The media does NOT talk about how Sotomayor has already demonstrated that she doesn't respect the US Constitution. She joined a 2nd Circuit Court of Appeals ruling in this past January's Maloney v. Cuomo case (Maloney v. Rice) in which the court upheld a lower court decision that the 2nd Amendment of the United States Constitution does not apply to the states. (The case concerned a New York lawyer's claim that the New York state ban on nunchucks violated his Second Amendment rights.) This means that states and cities can arbitrarily deny your 2nd Amendment rights to self-defense via any sort of a weapon.

The Maloney v. Cuomo decision runs somewhat counter to the earlier D.C. v. Heller case from June 2008, where the US Supreme Court held that the District of Columbia's ban on personal firearms ownership was unconstitutional.

An upcoming decision in Nordyke v. King may declare that the 2nd Amendment DOES apply to the states via "incorporation," where the 14th Amendment says that specific amendments to the US Constitution also apply to the states. In that event, the battle will be set to be decided by the Supreme Court. However, if Sotomayor is on that Court, then she will simply vote to uphold her original decision as part of the 2nd Circuit Court of Appeals.

This would not be good for the US Constitution.

Her racist comments that "a wise Latina woman with the richness of her experiences would more often than not reach a better conclusion than a white male who hasn’t lived that life" are offensive, too. Sure, that was a quote concerning discrimination cases. Nevertheless, if a white man had said something like that, he wouldn't even be in the running for the Supreme Court. But Sotomayor is given a pass. I think that's inappropriate and automatically disqualifying.

She has also made comments about her belief that Appeals courts are "where policy is made." I disagree. Courts are for enforcing the law. Not about inventing policy.

Being a justice on the Supreme Court is about applying the Constitution as it is written, not as the justices wish it were written. Sotomayor doesn't understand that.

But, let's assume, for a quick nauseating moment, that she is entitled to use racism and sexism to make her legal decisions. Under that definition, unless she has gray-green skin, boneless tentacles and the normal prime numbers of 3, 11, or 17 eyes, she is unable to represent me or my interests.

For all those reasons and more, she is a bad choice to be a jurist on the highest court in the nation.

I hope Dear Leader Obama is forced to make a better choice, a smarter choice than the mere racial-gender-quota-filling one of Sotomayor.

Bookmark and Share

1 comments:

Dave Coulter said...

Actually I kind of agree with her "policy" statement. Courts of appeal (and the Supreme Court, especially) only hear cases that confound all of the lower courts.
So, in many respects, they're operating in uncharted legal waters - often determining new applications for existing laws. I wouldn't call it "setting policy" but I would say it's kinda similar.

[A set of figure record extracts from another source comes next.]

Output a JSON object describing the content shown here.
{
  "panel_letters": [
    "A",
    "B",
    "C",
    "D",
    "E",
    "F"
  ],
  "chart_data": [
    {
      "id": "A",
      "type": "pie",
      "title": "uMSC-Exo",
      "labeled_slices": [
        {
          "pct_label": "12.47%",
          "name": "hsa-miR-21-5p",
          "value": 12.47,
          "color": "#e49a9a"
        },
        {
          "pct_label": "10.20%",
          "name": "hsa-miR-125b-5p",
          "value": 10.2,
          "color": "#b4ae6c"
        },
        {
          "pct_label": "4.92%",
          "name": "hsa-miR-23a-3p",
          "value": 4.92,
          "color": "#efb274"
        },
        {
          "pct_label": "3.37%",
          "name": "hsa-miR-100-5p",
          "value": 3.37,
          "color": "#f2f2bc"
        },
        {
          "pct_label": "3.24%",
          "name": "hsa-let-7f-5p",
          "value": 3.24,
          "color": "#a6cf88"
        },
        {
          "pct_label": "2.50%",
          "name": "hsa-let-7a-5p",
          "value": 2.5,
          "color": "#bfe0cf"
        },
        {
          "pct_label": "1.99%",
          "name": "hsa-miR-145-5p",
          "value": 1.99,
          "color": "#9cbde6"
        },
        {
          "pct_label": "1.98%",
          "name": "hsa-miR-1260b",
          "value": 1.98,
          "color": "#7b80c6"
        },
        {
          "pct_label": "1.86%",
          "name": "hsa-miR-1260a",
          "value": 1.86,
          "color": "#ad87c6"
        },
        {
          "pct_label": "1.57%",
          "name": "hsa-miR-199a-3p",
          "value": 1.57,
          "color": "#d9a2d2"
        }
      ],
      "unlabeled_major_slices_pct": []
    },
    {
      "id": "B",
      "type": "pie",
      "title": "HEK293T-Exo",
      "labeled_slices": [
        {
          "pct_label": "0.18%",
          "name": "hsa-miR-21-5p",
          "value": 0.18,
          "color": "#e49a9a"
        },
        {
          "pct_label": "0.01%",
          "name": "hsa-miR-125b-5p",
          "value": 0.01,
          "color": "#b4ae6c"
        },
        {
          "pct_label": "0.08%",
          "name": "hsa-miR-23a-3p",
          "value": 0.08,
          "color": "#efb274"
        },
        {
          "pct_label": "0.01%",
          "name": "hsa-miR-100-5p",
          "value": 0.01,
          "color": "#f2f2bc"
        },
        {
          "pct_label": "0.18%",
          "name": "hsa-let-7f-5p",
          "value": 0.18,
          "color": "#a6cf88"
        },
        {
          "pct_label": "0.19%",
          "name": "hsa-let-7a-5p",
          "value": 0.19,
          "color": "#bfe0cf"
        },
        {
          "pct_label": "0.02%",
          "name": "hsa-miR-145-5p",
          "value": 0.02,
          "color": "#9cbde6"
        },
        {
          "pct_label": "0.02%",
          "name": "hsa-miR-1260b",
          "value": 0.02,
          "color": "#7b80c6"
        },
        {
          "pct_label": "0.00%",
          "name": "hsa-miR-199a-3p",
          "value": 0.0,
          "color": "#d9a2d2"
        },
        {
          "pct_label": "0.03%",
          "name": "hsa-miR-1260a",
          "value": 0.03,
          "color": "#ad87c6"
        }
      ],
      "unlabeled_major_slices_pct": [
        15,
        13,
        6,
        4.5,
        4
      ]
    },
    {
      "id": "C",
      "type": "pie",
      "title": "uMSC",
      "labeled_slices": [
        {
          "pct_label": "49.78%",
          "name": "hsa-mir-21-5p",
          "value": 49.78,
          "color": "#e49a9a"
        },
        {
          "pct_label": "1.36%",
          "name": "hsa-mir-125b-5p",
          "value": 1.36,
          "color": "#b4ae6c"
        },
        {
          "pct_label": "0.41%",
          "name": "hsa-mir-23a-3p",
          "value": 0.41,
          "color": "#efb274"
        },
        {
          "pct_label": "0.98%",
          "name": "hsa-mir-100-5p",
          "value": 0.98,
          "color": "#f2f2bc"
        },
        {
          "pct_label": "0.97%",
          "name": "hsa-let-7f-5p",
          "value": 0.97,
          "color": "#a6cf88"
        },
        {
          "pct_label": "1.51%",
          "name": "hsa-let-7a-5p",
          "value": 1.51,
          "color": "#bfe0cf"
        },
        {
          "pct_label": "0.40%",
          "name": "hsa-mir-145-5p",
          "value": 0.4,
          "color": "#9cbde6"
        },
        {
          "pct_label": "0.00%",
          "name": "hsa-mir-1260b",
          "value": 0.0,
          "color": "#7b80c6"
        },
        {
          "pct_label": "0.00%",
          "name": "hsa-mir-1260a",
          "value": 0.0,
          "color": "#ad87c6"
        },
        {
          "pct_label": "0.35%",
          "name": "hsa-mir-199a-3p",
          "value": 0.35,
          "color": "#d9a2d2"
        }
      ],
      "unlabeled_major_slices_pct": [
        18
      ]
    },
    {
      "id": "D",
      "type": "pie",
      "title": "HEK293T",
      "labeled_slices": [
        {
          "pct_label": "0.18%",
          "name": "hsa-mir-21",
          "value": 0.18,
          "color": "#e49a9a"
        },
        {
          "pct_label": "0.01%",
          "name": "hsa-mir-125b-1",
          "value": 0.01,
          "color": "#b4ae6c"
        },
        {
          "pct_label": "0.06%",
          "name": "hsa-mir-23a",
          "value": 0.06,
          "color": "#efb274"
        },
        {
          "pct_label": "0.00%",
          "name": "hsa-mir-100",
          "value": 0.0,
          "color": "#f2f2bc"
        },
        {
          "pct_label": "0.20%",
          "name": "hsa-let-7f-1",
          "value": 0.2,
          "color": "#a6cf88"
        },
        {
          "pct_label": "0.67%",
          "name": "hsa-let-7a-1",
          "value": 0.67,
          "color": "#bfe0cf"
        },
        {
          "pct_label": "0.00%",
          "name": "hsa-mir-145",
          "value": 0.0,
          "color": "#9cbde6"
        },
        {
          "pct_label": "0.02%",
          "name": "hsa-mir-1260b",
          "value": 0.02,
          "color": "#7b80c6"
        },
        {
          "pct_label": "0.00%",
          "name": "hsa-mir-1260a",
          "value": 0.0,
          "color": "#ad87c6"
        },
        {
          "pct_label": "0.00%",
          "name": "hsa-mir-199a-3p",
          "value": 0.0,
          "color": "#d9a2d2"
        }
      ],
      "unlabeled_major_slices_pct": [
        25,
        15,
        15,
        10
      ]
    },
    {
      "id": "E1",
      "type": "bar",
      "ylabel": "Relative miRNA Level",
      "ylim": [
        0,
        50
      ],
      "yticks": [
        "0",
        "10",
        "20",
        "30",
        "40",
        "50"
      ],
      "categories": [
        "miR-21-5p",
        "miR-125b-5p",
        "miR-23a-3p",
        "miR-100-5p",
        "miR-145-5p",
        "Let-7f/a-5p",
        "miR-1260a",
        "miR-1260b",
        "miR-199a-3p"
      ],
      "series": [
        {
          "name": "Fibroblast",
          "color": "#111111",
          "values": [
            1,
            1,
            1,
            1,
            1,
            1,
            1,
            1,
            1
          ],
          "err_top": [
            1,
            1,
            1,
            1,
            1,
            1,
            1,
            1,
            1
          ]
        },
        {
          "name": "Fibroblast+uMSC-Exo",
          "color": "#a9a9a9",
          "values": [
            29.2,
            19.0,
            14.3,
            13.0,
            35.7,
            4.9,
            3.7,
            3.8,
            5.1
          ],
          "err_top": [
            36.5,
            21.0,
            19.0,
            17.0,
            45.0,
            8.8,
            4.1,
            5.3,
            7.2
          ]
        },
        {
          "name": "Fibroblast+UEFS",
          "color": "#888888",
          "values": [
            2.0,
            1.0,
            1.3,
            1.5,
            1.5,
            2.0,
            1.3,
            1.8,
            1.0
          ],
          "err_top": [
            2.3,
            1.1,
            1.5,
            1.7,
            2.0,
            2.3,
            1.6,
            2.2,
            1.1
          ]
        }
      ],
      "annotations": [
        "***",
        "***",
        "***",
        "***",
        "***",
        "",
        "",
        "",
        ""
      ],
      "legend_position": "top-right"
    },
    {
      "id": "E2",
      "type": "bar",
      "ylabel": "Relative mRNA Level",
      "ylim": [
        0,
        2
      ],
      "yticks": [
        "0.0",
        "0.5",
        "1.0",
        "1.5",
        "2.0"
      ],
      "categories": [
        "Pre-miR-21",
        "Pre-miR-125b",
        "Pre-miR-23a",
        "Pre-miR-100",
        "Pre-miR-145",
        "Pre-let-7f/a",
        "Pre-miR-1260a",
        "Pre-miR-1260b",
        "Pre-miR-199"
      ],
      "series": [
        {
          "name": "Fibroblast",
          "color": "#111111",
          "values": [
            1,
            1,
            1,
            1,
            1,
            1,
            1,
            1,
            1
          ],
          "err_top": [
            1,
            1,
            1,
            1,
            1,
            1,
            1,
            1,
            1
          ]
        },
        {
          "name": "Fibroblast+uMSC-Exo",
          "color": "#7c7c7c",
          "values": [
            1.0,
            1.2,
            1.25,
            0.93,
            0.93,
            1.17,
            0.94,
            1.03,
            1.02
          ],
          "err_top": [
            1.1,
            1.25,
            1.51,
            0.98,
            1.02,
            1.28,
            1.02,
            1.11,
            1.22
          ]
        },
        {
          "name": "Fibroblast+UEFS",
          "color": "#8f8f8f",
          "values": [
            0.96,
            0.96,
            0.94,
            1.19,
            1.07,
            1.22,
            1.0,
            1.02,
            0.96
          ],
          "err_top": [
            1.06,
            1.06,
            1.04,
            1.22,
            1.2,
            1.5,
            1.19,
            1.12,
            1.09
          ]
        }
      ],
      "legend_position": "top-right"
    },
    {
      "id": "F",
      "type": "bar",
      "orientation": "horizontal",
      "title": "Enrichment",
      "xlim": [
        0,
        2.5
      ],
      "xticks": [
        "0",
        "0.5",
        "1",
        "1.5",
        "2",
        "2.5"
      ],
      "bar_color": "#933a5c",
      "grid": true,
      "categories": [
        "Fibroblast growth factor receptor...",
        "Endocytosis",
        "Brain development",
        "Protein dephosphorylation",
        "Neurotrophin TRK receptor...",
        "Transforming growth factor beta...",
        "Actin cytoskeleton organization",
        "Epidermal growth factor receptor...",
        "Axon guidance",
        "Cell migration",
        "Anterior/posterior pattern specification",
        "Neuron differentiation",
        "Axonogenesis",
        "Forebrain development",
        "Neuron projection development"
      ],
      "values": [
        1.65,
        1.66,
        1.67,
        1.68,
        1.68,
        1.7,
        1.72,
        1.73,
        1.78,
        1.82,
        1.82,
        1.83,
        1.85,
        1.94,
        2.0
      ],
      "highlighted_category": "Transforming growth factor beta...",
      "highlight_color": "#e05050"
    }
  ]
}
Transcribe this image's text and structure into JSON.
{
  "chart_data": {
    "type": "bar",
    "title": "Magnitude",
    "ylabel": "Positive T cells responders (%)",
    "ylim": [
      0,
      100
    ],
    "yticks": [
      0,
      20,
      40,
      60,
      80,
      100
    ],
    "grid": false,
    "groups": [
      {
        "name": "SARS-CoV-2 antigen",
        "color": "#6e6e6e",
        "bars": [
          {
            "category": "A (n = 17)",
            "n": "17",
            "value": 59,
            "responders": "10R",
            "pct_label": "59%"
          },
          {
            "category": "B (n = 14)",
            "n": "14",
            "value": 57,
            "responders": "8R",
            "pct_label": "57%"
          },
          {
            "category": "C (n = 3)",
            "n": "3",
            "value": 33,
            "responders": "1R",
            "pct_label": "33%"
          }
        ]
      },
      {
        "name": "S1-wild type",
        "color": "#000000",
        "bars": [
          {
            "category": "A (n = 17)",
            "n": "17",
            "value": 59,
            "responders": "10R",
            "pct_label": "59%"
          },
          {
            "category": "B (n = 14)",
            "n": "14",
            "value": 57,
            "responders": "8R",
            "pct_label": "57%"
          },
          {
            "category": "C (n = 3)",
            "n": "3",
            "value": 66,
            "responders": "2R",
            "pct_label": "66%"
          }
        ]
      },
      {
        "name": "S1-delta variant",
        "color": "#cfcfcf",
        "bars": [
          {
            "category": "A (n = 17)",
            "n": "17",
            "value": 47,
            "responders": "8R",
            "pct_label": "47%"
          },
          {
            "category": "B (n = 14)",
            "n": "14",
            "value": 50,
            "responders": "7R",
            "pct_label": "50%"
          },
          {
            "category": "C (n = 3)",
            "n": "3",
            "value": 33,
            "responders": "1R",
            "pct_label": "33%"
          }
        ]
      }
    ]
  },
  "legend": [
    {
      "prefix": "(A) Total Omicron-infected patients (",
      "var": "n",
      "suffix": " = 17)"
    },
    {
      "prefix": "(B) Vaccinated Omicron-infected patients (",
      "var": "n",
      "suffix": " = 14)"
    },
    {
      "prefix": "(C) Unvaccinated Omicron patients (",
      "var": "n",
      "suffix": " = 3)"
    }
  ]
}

I personally don't agree with some of her statements, but she's as entitled to free speech like I am.
Her views will become the latest political football, dissected to distraction by politicians of both parties. I'm grateful every single opinion I've ever uttered isn't open to public debate!

I think she is a capable judge, and over time (like many others) will find her place among the other eight justices.